This week, the Institute for Fiscal Studies offered tough words for those hoping for tax cuts: with inflation taking its toll on both government and household finances, the next prime minister would be forced to prioritise the most vulnerable and debt-servicing payments. This would require more revenue for the Treasury, not less. As the Office for National Statistics publishes the latest public sector finance data for July, are these warnings too pessimistic – or already proving apt?
Inflation continues to ramp up debt interest payments – a grim reality for any government which wants to spend money on delivering new and better services, not on money it’s already spent. Last month saw debt-servicing payments nearly double from the year before: central government debt interest payable was £5.8 billion, up £2.3 billion from July last year.
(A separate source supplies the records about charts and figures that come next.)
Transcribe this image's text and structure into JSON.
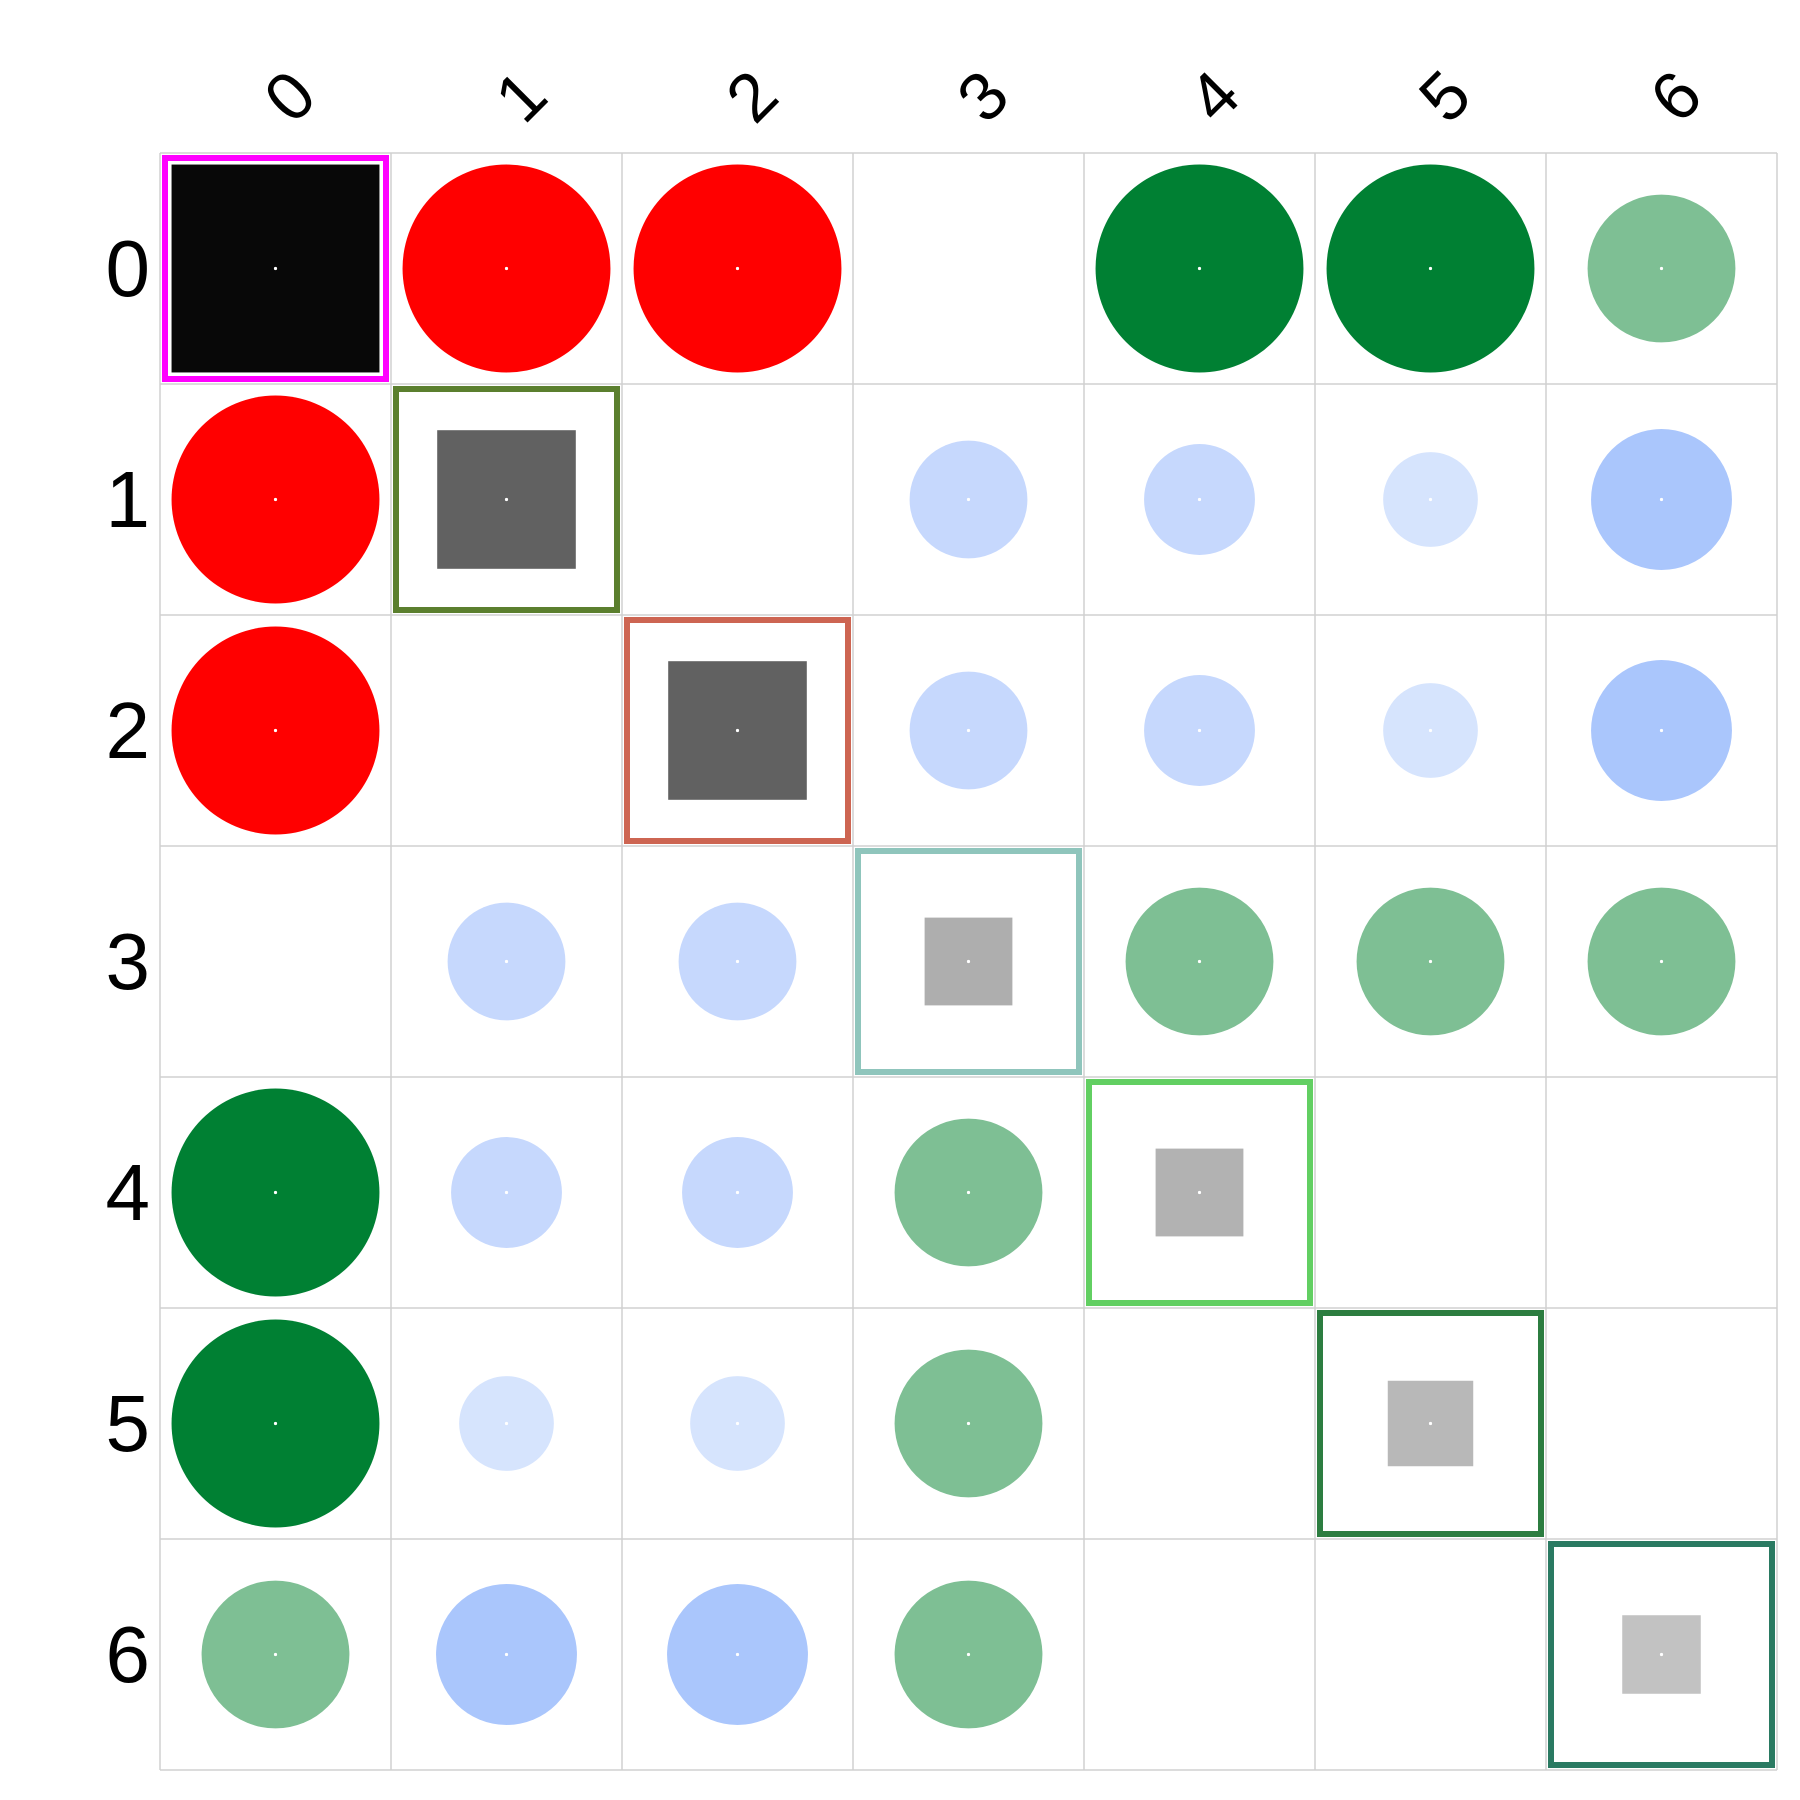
{
  "chart_data": {
    "type": "heatmap",
    "title": "",
    "xlabel": "",
    "ylabel": "",
    "x_tick_labels": [
      "0",
      "1",
      "2",
      "3",
      "4",
      "5",
      "6"
    ],
    "y_tick_labels": [
      "0",
      "1",
      "2",
      "3",
      "4",
      "5",
      "6"
    ],
    "grid": true,
    "grid_color": "#d0d0d0",
    "size_scale_max": 1.0,
    "diagonal_frame_colors": [
      "#ff00ff",
      "#5b7f2e",
      "#cd6552",
      "#8fc5bc",
      "#62cf62",
      "#2c7d40",
      "#2a7a62"
    ],
    "cells": [
      {
        "row": 0,
        "col": 0,
        "shape": "square",
        "size": 0.9,
        "color": "#080808",
        "framed": true
      },
      {
        "row": 0,
        "col": 1,
        "shape": "circle",
        "size": 0.9,
        "color": "#ff0000"
      },
      {
        "row": 0,
        "col": 2,
        "shape": "circle",
        "size": 0.9,
        "color": "#ff0000"
      },
      {
        "row": 0,
        "col": 4,
        "shape": "circle",
        "size": 0.9,
        "color": "#008033"
      },
      {
        "row": 0,
        "col": 5,
        "shape": "circle",
        "size": 0.9,
        "color": "#008033"
      },
      {
        "row": 0,
        "col": 6,
        "shape": "circle",
        "size": 0.64,
        "color": "#7ebf94"
      },
      {
        "row": 1,
        "col": 0,
        "shape": "circle",
        "size": 0.9,
        "color": "#ff0000"
      },
      {
        "row": 1,
        "col": 1,
        "shape": "square",
        "size": 0.6,
        "color": "#616161",
        "framed": true
      },
      {
        "row": 1,
        "col": 3,
        "shape": "circle",
        "size": 0.51,
        "color": "#c6d8fd"
      },
      {
        "row": 1,
        "col": 4,
        "shape": "circle",
        "size": 0.48,
        "color": "#c6d8fd"
      },
      {
        "row": 1,
        "col": 5,
        "shape": "circle",
        "size": 0.41,
        "color": "#d6e4fd"
      },
      {
        "row": 1,
        "col": 6,
        "shape": "circle",
        "size": 0.61,
        "color": "#aac6fc"
      },
      {
        "row": 2,
        "col": 0,
        "shape": "circle",
        "size": 0.9,
        "color": "#ff0000"
      },
      {
        "row": 2,
        "col": 2,
        "shape": "square",
        "size": 0.6,
        "color": "#616161",
        "framed": true
      },
      {
        "row": 2,
        "col": 3,
        "shape": "circle",
        "size": 0.51,
        "color": "#c6d8fd"
      },
      {
        "row": 2,
        "col": 4,
        "shape": "circle",
        "size": 0.48,
        "color": "#c6d8fd"
      },
      {
        "row": 2,
        "col": 5,
        "shape": "circle",
        "size": 0.41,
        "color": "#d6e4fd"
      },
      {
        "row": 2,
        "col": 6,
        "shape": "circle",
        "size": 0.61,
        "color": "#aac6fc"
      },
      {
        "row": 3,
        "col": 1,
        "shape": "circle",
        "size": 0.51,
        "color": "#c6d8fd"
      },
      {
        "row": 3,
        "col": 2,
        "shape": "circle",
        "size": 0.51,
        "color": "#c6d8fd"
      },
      {
        "row": 3,
        "col": 3,
        "shape": "square",
        "size": 0.38,
        "color": "#aeaeae",
        "framed": true
      },
      {
        "row": 3,
        "col": 4,
        "shape": "circle",
        "size": 0.64,
        "color": "#7ebf94"
      },
      {
        "row": 3,
        "col": 5,
        "shape": "circle",
        "size": 0.64,
        "color": "#7ebf94"
      },
      {
        "row": 3,
        "col": 6,
        "shape": "circle",
        "size": 0.64,
        "color": "#7ebf94"
      },
      {
        "row": 4,
        "col": 0,
        "shape": "circle",
        "size": 0.9,
        "color": "#008033"
      },
      {
        "row": 4,
        "col": 1,
        "shape": "circle",
        "size": 0.48,
        "color": "#c6d8fd"
      },
      {
        "row": 4,
        "col": 2,
        "shape": "circle",
        "size": 0.48,
        "color": "#c6d8fd"
      },
      {
        "row": 4,
        "col": 3,
        "shape": "circle",
        "size": 0.64,
        "color": "#7ebf94"
      },
      {
        "row": 4,
        "col": 4,
        "shape": "square",
        "size": 0.38,
        "color": "#b2b2b2",
        "framed": true
      },
      {
        "row": 5,
        "col": 0,
        "shape": "circle",
        "size": 0.9,
        "color": "#008033"
      },
      {
        "row": 5,
        "col": 1,
        "shape": "circle",
        "size": 0.41,
        "color": "#d6e4fd"
      },
      {
        "row": 5,
        "col": 2,
        "shape": "circle",
        "size": 0.41,
        "color": "#d6e4fd"
      },
      {
        "row": 5,
        "col": 3,
        "shape": "circle",
        "size": 0.64,
        "color": "#7ebf94"
      },
      {
        "row": 5,
        "col": 5,
        "shape": "square",
        "size": 0.37,
        "color": "#b8b8b8",
        "framed": true
      },
      {
        "row": 6,
        "col": 0,
        "shape": "circle",
        "size": 0.64,
        "color": "#7ebf94"
      },
      {
        "row": 6,
        "col": 1,
        "shape": "circle",
        "size": 0.61,
        "color": "#aac6fc"
      },
      {
        "row": 6,
        "col": 2,
        "shape": "circle",
        "size": 0.61,
        "color": "#aac6fc"
      },
      {
        "row": 6,
        "col": 3,
        "shape": "circle",
        "size": 0.64,
        "color": "#7ebf94"
      },
      {
        "row": 6,
        "col": 6,
        "shape": "square",
        "size": 0.34,
        "color": "#c2c2c2",
        "framed": true
      }
    ]
  }
}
But there was a notable drop from the previous month, when debt-servicing payments jumped to a record high in June, hitting nearly £20 billion. Debt-servicing payments are volatile from month to month, largely because quite a large chunk of the UK’s debt is linked to RPI. So, while the substantial drop between June and July’s figures is no doubt an improvement, neither is it a sign that the government’s fiscal predicament is improving.
Liz Truss’s camp would argue that tax cuts will spur on growth to make up for lost revenue
This is evidenced by the gap between forecast and reality for debt servicing payments between April and July this year; payments are more than £4 billion higher than was forecast by the Office for Budget Responsibility in March: £39.8 billion compared to £35.2 billion. The IFS predicts debt-servicing payments will reach £100 billion in 2023-24, ‘some £50 billion higher than forecast by the OBR in March.’
The IFS warnings chime with Rishi Sunak’s economic pitch to grassroots voters that public finances are too vulnerable to shocks to be slashing tax, at least right away. Liz Truss’s camp would argue that tax cuts will spur on growth to make up for lost revenue. Meanwhile economists in the latter camp will argue that these figures are not as frightening as they sound: Julian Jessop made the case on Coffee House for pressing on with tax cuts despite higher debt interest payments just last month, which you can read here.
As this debate continues to play out between the leadership hopefuls, more and more economic updates are being added to the list – not least news this week that inflation hit double digits and real wages took their biggest fall on record. Right now it’s job vacancies, coupled with Britain’s low unemployment rate, that are keeping the dreaded ‘stagflation’ at bay. But with a difficult winter ahead for both individuals and businesses, there’s no guarantee these numbers don’t take a hit as well.